In addition, said Andrew Humphreys, senior director analyst at Gartner, with IBM MQ, IBM already competes with Confluent in the event broker market, the underpinning technology for event driven architectures. “Although there is some overlap, IBM MQ and Kakfa address different use cases and problems for customers, so IBM has the opportunity to bring these offerings together to deliver a comprehensive set of event broker offerings that address the full breadth of event driven architecture use cases,” he said.

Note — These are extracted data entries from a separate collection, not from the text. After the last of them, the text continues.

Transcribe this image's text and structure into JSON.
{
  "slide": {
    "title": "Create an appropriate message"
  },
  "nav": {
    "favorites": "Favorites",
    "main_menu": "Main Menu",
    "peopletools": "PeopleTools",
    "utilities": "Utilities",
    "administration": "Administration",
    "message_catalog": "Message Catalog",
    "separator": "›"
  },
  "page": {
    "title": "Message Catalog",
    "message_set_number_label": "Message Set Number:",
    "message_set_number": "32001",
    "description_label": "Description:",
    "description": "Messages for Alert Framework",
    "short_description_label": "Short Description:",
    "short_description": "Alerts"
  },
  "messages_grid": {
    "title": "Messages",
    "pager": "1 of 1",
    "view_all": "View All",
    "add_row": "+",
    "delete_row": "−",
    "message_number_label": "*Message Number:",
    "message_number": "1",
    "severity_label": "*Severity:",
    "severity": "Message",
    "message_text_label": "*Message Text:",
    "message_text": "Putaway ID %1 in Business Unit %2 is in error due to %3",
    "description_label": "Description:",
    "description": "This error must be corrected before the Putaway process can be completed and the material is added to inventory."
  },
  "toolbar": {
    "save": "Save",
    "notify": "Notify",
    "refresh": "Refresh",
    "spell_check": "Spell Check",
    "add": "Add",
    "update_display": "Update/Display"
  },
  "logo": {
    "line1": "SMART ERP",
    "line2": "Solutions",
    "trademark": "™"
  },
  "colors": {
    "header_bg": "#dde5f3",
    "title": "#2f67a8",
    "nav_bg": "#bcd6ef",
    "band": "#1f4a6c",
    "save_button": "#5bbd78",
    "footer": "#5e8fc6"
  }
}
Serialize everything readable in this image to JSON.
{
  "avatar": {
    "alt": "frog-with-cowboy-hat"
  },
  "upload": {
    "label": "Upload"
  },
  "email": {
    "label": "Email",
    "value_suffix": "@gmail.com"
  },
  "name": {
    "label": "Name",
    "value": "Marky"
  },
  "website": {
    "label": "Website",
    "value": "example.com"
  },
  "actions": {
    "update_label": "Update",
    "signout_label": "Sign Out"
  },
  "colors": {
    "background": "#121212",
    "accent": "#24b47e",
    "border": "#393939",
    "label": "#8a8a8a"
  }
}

Vital layer in the watsonx stack filled
Mitch Ashley, VP and practice lead at Futurum Research, noted that the acquisition of Confluent fills a vital layer in the watsonx stack and gives IBM an open source-based backbone for real time, governed data in motion. It also aligns IBM’s recent data acquisitions into a coherent architecture. “The value here is not just Kafka as a technology, but the ability to deliver fresh, contextual data into every part of IBM’s AI portfolio with consistency and control,” he said.
The acquisition, wrote Sanchit Vir Gogia, the chief analyst at Greyhound Research, in a report released soon after the purchase was announced, “marks a turning point that has little to do with price tags or portfolio expansion. What it truly reveals is a change in who controls the lifeblood of modern digital enterprises. That lifeblood is real-time data.”